Het spinnenweb diagram houdt in dat bepaalde individuele acties leiden tot andere, ongewilde, acties. Dit is bijvoorbeeld het geval bij vraag en aanbod op de markt. Stel Product A kost €5,- en bij deze prijs is er sprake van een aanbodsoverschot. Dan zullen de aanbieders hun prijzen verlagen naar €4,- om ervoor te zorgen dat alle producten worden verkocht. Maar bij een prijs van €4,- is het minder aantrekkelijk om te produceren dus ontstaat er een vraag overschot, waardoor de prijs stijgt naar €4,50. Dit blijft zich steeds herhalen, waarbij de prijs steeds dichter bij de evenwichtsprijs komt te liggen.
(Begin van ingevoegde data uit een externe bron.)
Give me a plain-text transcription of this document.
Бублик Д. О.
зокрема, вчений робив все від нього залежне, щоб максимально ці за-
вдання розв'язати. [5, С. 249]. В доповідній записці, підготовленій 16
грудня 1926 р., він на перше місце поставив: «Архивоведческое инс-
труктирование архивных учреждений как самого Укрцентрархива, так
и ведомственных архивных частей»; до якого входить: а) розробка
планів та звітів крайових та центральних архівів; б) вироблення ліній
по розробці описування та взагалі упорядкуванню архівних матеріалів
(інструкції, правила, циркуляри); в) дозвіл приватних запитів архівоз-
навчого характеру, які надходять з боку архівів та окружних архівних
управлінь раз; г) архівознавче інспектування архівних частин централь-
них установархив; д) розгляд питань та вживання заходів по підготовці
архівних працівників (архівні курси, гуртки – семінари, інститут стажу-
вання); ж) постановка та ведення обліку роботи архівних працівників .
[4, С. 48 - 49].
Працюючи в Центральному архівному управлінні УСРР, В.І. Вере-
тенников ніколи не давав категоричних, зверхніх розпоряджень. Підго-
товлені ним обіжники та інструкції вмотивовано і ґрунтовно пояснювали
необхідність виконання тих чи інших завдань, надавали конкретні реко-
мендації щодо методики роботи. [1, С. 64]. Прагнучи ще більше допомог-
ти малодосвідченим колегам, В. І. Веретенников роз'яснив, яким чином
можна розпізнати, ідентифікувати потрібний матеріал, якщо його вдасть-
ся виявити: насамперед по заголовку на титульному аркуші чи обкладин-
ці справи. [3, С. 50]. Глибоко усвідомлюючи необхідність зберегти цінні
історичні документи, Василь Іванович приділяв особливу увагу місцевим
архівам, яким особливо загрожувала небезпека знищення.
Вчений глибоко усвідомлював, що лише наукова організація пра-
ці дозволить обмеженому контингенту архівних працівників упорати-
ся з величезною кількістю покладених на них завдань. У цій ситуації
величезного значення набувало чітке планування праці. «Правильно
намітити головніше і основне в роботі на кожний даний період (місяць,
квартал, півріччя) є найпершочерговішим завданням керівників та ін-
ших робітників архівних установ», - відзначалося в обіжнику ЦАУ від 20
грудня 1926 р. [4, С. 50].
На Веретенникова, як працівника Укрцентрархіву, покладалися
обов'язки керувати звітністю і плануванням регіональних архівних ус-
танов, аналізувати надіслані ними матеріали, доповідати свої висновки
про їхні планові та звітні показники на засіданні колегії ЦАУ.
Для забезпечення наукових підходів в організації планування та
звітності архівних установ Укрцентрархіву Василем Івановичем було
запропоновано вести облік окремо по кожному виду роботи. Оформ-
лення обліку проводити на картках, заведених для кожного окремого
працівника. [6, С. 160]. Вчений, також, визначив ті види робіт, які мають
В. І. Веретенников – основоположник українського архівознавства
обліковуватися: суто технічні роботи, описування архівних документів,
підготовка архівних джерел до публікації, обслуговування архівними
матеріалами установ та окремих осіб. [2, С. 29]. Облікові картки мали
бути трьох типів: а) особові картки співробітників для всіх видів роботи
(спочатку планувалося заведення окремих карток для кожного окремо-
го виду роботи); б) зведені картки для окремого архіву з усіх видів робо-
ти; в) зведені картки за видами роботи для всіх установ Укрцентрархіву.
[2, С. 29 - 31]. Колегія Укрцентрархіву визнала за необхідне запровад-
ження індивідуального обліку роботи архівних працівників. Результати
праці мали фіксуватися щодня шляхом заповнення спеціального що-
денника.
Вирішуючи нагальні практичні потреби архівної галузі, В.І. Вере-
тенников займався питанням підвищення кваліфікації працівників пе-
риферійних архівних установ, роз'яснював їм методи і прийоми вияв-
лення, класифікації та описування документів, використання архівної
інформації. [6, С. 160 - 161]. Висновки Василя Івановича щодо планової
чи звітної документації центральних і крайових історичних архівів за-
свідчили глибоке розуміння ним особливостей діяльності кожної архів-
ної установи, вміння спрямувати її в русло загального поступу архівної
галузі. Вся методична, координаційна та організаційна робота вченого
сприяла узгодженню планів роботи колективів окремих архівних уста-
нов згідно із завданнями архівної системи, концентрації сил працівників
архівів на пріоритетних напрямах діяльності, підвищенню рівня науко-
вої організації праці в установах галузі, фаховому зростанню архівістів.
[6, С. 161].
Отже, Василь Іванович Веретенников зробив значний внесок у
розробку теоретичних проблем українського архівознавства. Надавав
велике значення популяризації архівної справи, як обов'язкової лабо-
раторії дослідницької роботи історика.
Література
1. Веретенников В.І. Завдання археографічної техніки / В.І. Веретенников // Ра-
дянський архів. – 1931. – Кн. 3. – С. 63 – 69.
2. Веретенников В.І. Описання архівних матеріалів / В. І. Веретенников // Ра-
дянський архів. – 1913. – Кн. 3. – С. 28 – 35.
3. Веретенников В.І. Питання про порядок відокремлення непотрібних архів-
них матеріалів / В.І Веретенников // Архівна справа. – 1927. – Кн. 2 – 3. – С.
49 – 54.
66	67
Als je dit in een grafiek uittekent ziet het eruit als een soort spinnenweb. Door het denken van individuen is het niet mogelijk om de prijs gelijk te houden. Dit spinnenweb principe is een rationele manier van denken, het is in economisch perspectief, volgens de economische theorie. Bij een rationele manier van denken heeft men alle informatie tot zijn beschikking. In werkelijkheid zijn er beperkingen in de kennis en informatie die we hebben dus ontstaat er geen evenwicht op de markt.

 

Het evenwicht in de sociale wetenschappen is een staat waarin de plannen van mensen met elkaar in overeenstemming zijn. Het marktevenwicht is een voorbeeld van zo’n evenwicht. Markevenwicht kan zowel een onbedoeld- als een bedoeld-effect van individuele acties zijn. Het evenwicht is niet de bedoeling van het individu op zich, maar wel van de groep individuen. Het onbedoelde effect van de individuen is dus optimalisatie van het eigen belang waardoor het geheel uiteindelijk beter wordt. Marktevenwicht als bedoelde consequentie van individuele acties is bijvoorbeeld als boeren hun prijzen bepalen aan de hand van verwachtingen van de vraag van de consumenten.

 

Peilingen

Peilingen kunnen het gedrag van mensen op verschillende manieren beïnvloeden, zowel negatief als positief. Dit kunnen we uitleggen aan de hand van de verkiezingen van dit jaar. Door de peilingen werd het voor de verkiezingen al duidelijk dat er een grote linkse partij was. Iedereen kon zien dat de partij veel stemmen zou krijgen dus dat het over het algemeen als een goede partij werd gezien en dat het zin zou hebben om op de partij te stemmen, omdat ze misschien wel kans hadden om de grootste partij te worden. Het positieve effect is dat de partij inderdaad groot is geworden en dus veel macht heeft, maar het negatieve effect is dat de kleine partijen weinig stemmen hebben gekregen door de twee strijd van twee grote partijen. Je doet dus een individuele actie, met een bedoelt gevolg, maar doordat de rest van de samenleving op dezelfde manier redeneert is er ook een onbedoeld negatief effect (de kleine partijen krijgen weinig stemmen). Je keuze is dus niet rationeel, want als je had geweten wat het gevolg zou zijn, zou je die keuze niet hebben gemaakt.

 

Externe effecten

Gedrag uit eigen belang kan leiden tot onbedoelde externe effecten. Voorbeelden hiervan zijn ontbossing of overbevissing. Het probleem is dat iedereen alleen aan zichzelf denkt: men wil zoveel mogelijk vis vangen of zoveel mogelijk bomen kappen, maar daardoor is er uiteindelijk voor niemand meer iets over. Het is dus in het eigen belang, van bijvoorbeeld vissers, om samen te werken. Ditzelfde probleem komt voor in het artikel van Elinor Ostrom: “Revisiting the commons: Local lessons, global challenges”. Hierin kan je meer lezen over “the tragedy of the commons.”

 

Onzichtbare hand van de marktwerking

De onzichtbare hand in de economie leidt ertoe dat er vanzelf een evenwicht op de markt ontstaat. Een individuele actie leidt tot een optimale marktwerking, die uiteindelijk tot het evenwicht leidt, dit is voor iedereen het meest optimaal. Hierbij denk je alleen aan jezelf en niet aan wat anderen zouden doen. Dit is in tegenstelling tot het prisonners dilemma, waarbij je wel nadenkt over wat de ander zal doen, en waarbij een individuele actie leidt tot een negatief effect, namelijk dat beide individuen in de gevangenis moeten zitten. Op de markt heeft men te maken met concurrerend gedrag, en niet met strategisch gedrag.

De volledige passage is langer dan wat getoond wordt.